Ricardo Hausmann highlighted how complex combinations of inputs lie at the heart of productivity and income growth: “Production requires many inputs [which] are more complements than substitutes,” said Hausmann. The potential for productivity growth depends on the number of possible complementary combinations. The problem is that “you run out of some inputs before others.” Hausmann laid out an extended metaphor of “Development Scrabble” where letters equate to expertise (normally requiring both people and tools); and words equate to the innovations that result from new combinations of letters. As a country or region assembles more letters, the possible combinations grow exponentially. Seen this way, development is a process of increasing complexity. In recent decades, China and Thailand grew in complexity by moving from manufacturing garments and textiles to electronics and machinery - but Tunisia remains stuck in the garments phase.

On this view, developing countries’ failure to create enough good jobs is not best understood only in terms of poor-quality labor. It can be due to a variety of obstacles to increasing economic complexity. The art of effective policy reform lies in identifying which constraints are binding.

Workers are often stuck in low productivity jobs due to the lack of connectivity. That doesn’t only affect remote rural regions. For example, urban congestion and the lack of public transport in marginal zones prevents workers who live there from connecting to better jobs. So, we should build better public transport to integrate the urban economy and support the development of more manageable secondary cities.

Sometimes, the absence of skilled labor (such as managers and engineers) is a block to investments that could create jobs for less skilled workers. So, countries should consider liberalizing the rules that stop firms from importing skilled labor in many LICs. The bottom line is that, to get low-income workers into better jobs, just improving their own skills might not do the trick. We need policies that enhance the possibilities for combining them with other inputs that allow higher productivity – such as higher-skilled workers, equipment, inputs and modern business systems.

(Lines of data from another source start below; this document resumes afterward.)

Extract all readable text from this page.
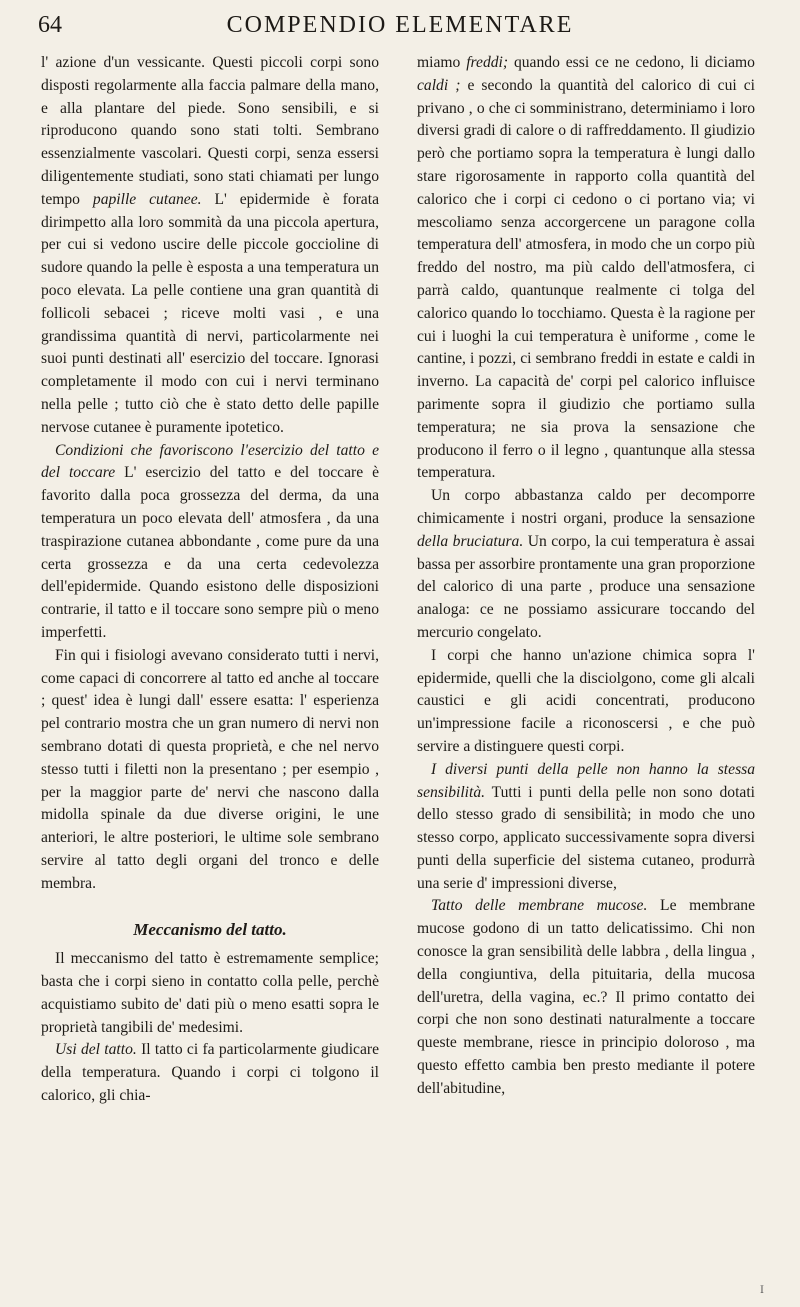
64	COMPENDIO ELEMENTARE

l' azione d'un vessicante. Questi piccoli corpi sono disposti regolarmente alla faccia palmare della mano, e alla plantare del piede. Sono sensibili, e si riproducono quando sono stati tolti. Sembrano essenzialmente vascolari. Questi corpi, senza essersi diligentemente studiati, sono stati chiamati per lungo tempo papille cutanee. L' epidermide è forata dirimpetto alla loro sommità da una piccola apertura, per cui si vedono uscire delle piccole goccioline di sudore quando la pelle è esposta a una temperatura un poco elevata. La pelle contiene una gran quantità di follicoli sebacei ; riceve molti vasi , e una grandissima quantità di nervi, particolarmente nei suoi punti destinati all' esercizio del toccare. Ignorasi completamente il modo con cui i nervi terminano nella pelle ; tutto ciò che è stato detto delle papille nervose cutanee è puramente ipotetico.

Condizioni che favoriscono l'esercizio del tatto e del toccare L' esercizio del tatto e del toccare è favorito dalla poca grossezza del derma, da una temperatura un poco elevata dell' atmosfera , da una traspirazione cutanea abbondante , come pure da una certa grossezza e da una certa cedevolezza dell'epidermide. Quando esistono delle disposizioni contrarie, il tatto e il toccare sono sempre più o meno imperfetti.

Fin qui i fisiologi avevano considerato tutti i nervi, come capaci di concorrere al tatto ed anche al toccare ; quest' idea è lungi dall' essere esatta: l' esperienza pel contrario mostra che un gran numero di nervi non sembrano dotati di questa proprietà, e che nel nervo stesso tutti i filetti non la presentano ; per esempio , per la maggior parte de' nervi che nascono dalla midolla spinale da due diverse origini, le une anteriori, le altre posteriori, le ultime sole sembrano servire al tatto degli organi del tronco e delle membra.

Meccanismo del tatto.

Il meccanismo del tatto è estremamente semplice; basta che i corpi sieno in contatto colla pelle, perchè acquistiamo subito de' dati più o meno esatti sopra le proprietà tangibili de' medesimi.

Usi del tatto. Il tatto ci fa particolarmente giudicare della temperatura. Quando i corpi ci tolgono il calorico, gli chia-

miamo freddi; quando essi ce ne cedono, li diciamo caldi ; e secondo la quantità del calorico di cui ci privano , o che ci somministrano, determiniamo i loro diversi gradi di calore o di raffreddamento. Il giudizio però che portiamo sopra la temperatura è lungi dallo stare rigorosamente in rapporto colla quantità del calorico che i corpi ci cedono o ci portano via; vi mescoliamo senza accorgercene un paragone colla temperatura dell' atmosfera, in modo che un corpo più freddo del nostro, ma più caldo dell'atmosfera, ci parrà caldo, quantunque realmente ci tolga del calorico quando lo tocchiamo. Questa è la ragione per cui i luoghi la cui temperatura è uniforme , come le cantine, i pozzi, ci sembrano freddi in estate e caldi in inverno. La capacità de' corpi pel calorico influisce parimente sopra il giudizio che portiamo sulla temperatura; ne sia prova la sensazione che producono il ferro o il legno , quantunque alla stessa temperatura.

Un corpo abbastanza caldo per decomporre chimicamente i nostri organi, produce la sensazione della bruciatura. Un corpo, la cui temperatura è assai bassa per assorbire prontamente una gran proporzione del calorico di una parte , produce una sensazione analoga: ce ne possiamo assicurare toccando del mercurio congelato.

I corpi che hanno un'azione chimica sopra l' epidermide, quelli che la disciolgono, come gli alcali caustici e gli acidi concentrati, producono un'impressione facile a riconoscersi , e che può servire a distinguere questi corpi.

I diversi punti della pelle non hanno la stessa sensibilità. Tutti i punti della pelle non sono dotati dello stesso grado di sensibilità; in modo che uno stesso corpo, applicato successivamente sopra diversi punti della superficie del sistema cutaneo, produrrà una serie d' impressioni diverse,

Tatto delle membrane mucose. Le membrane mucose godono di un tatto delicatissimo. Chi non conosce la gran sensibilità delle labbra , della lingua , della congiuntiva, della pituitaria, della mucosa dell'uretra, della vagina, ec.? Il primo contatto dei corpi che non sono destinati naturalmente a toccare queste membrane, riesce in principio doloroso , ma questo effetto cambia ben presto mediante il potere dell'abitudine,

I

The messages from the keynote speakers resonated with the findings of the World Bank Jobs Group study, Pathways to Better Jobs in IDA Countries, which was also showcased at the Jobs and Development Conference. The study underlines that economic growth doesn’t always improve jobs outcomes or reduce poverty enough. It documents the many ways that workers transition towards better jobs as countries get less poor. They can increase working hours, move between locations, change sectors and occupations, shift into waged employment and move from less to more successful firms. All these transitions help to raise productivity, so earnings can rise. They normally do that by deepening the division of labor and enhancing the quality of the linkages from jobs to product and capital markets, enabling more productive combinations between people and machines in more complex value chains and productive systems.